Those of you who have been reading Inhabitat for a while may remember seeing some beautiful images of Iceland when Jill traveled there last summer. We caught glimpses of eco villages and the extensive geothermal activity that provides most of Iceland’s power, but until now, we hadn’t seen much from Iceland’s prefab scene.

This little dwelling comes from Glama-Kim, a Reykjavik architecture firm. Their Summerhouse (of which there are two models) is comprised of two adjoining prefab structures – the larger contains an open living and dining area, and the smaller houses sleeping quarters. The outdoor hot tub, deck and pergola are a tempting invitation to spend time outdoors enjoying the expansive open space.

The structure uses a simple combination of natural and industrial materials, framed in wood with corrugated steel exterior cladding and birch plywood on the interior.
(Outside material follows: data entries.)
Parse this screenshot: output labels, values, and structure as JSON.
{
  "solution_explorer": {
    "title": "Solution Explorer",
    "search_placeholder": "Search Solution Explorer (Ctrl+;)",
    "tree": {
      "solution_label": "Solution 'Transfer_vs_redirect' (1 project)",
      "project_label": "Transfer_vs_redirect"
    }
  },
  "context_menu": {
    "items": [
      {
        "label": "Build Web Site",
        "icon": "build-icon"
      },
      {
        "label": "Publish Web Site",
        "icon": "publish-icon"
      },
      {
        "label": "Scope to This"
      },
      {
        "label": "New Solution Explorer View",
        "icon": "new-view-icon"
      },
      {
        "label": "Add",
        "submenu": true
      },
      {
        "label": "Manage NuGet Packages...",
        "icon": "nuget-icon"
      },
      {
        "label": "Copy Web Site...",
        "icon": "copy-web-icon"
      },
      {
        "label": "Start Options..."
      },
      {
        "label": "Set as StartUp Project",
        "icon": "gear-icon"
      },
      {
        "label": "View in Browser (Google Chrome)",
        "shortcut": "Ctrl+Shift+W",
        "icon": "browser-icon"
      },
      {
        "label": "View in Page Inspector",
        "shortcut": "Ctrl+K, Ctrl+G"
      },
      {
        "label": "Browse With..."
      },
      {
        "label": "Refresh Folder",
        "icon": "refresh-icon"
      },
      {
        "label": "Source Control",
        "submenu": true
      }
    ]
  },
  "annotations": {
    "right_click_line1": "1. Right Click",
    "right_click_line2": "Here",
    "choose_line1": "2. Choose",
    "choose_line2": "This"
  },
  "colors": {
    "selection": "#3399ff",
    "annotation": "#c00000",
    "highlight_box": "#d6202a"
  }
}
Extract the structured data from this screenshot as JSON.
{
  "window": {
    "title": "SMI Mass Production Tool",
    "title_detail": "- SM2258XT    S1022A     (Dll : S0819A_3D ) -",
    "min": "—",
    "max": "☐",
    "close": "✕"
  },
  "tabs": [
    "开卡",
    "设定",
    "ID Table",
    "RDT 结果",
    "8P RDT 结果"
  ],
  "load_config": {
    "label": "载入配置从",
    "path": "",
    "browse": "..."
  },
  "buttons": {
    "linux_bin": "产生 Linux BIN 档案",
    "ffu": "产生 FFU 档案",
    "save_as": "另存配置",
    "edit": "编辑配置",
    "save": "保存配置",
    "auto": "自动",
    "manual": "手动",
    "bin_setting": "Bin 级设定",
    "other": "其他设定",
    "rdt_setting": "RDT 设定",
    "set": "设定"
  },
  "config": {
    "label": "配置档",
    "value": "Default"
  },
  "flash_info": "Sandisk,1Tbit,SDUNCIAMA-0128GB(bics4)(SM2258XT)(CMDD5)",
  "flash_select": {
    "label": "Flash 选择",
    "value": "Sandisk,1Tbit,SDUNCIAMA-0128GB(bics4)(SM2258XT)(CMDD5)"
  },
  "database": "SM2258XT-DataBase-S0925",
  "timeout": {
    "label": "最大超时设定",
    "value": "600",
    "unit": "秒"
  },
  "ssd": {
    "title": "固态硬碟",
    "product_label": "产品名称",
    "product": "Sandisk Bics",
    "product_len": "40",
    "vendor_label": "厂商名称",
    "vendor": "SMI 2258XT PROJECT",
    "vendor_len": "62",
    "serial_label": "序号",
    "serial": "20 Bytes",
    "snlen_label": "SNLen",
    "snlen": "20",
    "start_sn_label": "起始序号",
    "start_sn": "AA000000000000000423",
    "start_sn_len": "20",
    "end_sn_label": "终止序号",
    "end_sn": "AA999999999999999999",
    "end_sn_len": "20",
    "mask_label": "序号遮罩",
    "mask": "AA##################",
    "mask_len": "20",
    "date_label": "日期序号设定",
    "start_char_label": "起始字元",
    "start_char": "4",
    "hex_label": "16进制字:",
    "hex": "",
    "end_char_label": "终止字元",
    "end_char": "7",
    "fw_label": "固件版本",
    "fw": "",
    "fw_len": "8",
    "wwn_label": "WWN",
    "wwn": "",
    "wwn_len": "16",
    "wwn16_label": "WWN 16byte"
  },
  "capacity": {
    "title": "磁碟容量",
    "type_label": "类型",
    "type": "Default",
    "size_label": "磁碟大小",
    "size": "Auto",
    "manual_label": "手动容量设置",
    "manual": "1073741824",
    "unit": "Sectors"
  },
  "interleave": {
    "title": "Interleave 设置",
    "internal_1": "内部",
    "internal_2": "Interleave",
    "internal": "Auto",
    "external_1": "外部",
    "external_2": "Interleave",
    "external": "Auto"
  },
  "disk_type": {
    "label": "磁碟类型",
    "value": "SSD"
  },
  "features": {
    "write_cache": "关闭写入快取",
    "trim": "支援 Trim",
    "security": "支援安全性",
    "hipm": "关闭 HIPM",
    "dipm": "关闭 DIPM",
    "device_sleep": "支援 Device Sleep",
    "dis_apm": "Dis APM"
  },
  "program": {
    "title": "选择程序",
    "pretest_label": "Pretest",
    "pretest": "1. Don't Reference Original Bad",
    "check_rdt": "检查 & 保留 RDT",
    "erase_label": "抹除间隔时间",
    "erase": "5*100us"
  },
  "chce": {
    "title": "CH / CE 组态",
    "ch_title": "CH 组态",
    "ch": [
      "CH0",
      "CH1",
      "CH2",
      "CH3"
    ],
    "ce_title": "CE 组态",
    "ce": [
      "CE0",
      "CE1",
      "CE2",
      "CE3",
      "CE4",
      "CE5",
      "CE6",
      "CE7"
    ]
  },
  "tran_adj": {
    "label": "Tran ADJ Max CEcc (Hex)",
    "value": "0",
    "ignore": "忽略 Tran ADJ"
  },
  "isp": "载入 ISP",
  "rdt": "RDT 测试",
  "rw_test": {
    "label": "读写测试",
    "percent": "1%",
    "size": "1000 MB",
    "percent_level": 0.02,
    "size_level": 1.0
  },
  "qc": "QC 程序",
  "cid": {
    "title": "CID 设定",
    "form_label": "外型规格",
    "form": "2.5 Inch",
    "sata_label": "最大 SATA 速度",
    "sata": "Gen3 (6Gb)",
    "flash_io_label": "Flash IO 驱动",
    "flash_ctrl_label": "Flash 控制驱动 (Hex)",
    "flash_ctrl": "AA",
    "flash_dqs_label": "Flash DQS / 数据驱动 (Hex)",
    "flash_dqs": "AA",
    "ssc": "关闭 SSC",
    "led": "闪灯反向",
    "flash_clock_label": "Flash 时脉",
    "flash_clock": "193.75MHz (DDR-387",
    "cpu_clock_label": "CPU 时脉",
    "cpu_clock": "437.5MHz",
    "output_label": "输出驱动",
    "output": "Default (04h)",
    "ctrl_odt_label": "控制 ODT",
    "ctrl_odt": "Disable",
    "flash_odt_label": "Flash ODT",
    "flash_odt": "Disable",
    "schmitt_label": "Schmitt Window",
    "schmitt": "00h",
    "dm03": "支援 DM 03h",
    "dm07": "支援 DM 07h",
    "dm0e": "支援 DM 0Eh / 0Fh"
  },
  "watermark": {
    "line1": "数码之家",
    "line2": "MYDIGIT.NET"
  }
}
Larger components of the house are designed for off-site fabrication, with final assembly kept to a minimum. The floors are cork parquet (sustainable and forgiving on the feet), complemented with birch plywood casework.

Glama-Kim isn’t exclusively a prefab company. They do everything from urban planning to retail and institutional architecture. But we always enjoy a simple little gem like the Summerhouse, which illuminates a designer’s artistic essence. It’s a light, open container for a vast and pristine landscape.